U.S. soldiers assigned to Chaos Company, 1st Battalion of the 68th Armor Regiment exit an M2A3 Bradley Fighting Vehicle during a live-fire exercise at Drawsko Pomorskie, Poland on July 13, 2022.
That’s right — Poland. The U.S. Army now has a permanent post in the former Warsaw Pact country, which has been a member of NATO since 1999. In addition to its small 144-mile (232 kilometer) land border with the Russian enclave, Kaliningrad Oblast, Poland also has a 328-mile (528 kilometer) coast along the Baltic Sea, a region roiled by Russia’s increasingly aggressive behavior, starting with the seizure of Crimea from Ukraine in 2014. The United States has been beefing up its military presence in Eastern and Central Europe since Vladimir Putin started massing troops along Russia’s border with Ukraine before launching a vicious invasion on February 24.

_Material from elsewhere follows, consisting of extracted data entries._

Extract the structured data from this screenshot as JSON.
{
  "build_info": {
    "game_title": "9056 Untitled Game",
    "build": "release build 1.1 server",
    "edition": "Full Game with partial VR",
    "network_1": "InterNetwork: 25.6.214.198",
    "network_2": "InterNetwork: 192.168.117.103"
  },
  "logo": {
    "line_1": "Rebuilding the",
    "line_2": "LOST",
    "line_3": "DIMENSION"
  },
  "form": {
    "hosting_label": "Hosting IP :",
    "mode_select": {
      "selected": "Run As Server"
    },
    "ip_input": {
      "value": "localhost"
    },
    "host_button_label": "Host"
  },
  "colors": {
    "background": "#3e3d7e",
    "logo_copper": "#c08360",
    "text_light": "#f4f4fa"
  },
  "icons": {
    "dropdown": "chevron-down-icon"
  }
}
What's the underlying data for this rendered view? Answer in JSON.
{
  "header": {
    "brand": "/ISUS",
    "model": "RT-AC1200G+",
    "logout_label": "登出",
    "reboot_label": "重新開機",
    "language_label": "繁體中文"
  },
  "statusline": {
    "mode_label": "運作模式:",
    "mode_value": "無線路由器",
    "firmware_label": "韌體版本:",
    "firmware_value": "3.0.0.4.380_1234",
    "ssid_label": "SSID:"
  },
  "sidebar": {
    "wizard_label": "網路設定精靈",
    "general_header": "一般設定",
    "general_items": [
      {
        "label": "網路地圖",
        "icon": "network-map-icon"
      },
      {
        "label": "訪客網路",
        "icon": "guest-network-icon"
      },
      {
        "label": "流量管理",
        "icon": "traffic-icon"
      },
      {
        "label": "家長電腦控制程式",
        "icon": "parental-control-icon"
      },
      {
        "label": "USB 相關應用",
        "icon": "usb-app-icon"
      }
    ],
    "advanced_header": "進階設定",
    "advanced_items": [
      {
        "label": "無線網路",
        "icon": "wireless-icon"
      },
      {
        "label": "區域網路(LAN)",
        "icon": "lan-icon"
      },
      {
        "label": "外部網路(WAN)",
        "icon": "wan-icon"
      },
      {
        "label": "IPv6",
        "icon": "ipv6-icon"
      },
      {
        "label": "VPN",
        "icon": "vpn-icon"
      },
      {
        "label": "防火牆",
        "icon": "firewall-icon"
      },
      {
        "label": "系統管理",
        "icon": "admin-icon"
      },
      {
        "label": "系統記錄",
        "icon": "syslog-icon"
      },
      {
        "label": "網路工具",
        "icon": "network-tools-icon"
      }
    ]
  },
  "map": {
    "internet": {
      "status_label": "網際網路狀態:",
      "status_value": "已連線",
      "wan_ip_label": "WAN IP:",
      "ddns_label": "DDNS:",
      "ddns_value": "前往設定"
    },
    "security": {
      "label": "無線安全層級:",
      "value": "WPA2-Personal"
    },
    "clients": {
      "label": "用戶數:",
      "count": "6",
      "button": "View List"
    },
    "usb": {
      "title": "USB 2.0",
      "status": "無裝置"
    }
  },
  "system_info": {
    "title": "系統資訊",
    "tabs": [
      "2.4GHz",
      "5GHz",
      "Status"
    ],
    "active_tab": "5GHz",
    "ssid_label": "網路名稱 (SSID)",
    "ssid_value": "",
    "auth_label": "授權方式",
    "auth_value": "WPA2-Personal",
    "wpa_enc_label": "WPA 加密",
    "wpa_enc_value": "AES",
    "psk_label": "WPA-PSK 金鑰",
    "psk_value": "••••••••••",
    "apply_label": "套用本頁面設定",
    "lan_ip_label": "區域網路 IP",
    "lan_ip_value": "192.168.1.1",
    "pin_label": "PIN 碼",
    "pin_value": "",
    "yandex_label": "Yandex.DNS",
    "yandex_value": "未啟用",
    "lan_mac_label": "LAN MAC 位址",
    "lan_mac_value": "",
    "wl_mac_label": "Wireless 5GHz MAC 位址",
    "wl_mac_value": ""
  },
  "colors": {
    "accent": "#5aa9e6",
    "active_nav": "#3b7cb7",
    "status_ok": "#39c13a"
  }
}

President Joe Biden announced in June, during NATO’s summit in Madrid, that the U.S. will establish a new garrison in Poznan, where the Army’s V Corps coordinates troop movements in Europe. The primary mission of the new forward headquarters will be to conduct operational planning, mission command and oversight of the rotational forces in Europe. It will also provide additional capability to support allies and partners in the region, according to the U.S. Army.
Biden said the V Corps, headquartered in Poland, will become permanent, and a new rotational brigade will operate out of Romania, giving the military a boost in the strategic Black Sea region, according to the Stars and Stripes website.
The new post will be named Camp Kosciuszko, after Thaddeus Kosciuszko, a Polish army officer and statesman who gained fame both for his role in the American Revolution and for his leadership of a national insurrection in his homeland. Appointed a colonel of engineers in the continental army in 1776, Kosciuszko was responsible for strategic fortifications at Saratoga, New York and reinforcing West Point as a defensive position along New York’s Hudson River. In the spring of 1781 in South Carolina, Kościuszko conducted the Battle of Ninety-Six and then a lengthy blockade of Charleston. At the end of the war he was given U.S. citizenship and was made a brigadier general in the U.S. Army. In 1784 Kościuszko returned to Poland, where he commanded troops fighting a Russian invasion in 1792.
The 68th Armored is part of the 3rd Armored Brigade Combat Team, which is among other units assigned to the 1st Infantry Division, providing “combat-credible forces” to V Corps, America’s forward-deployed corps in Europe, according to the Army.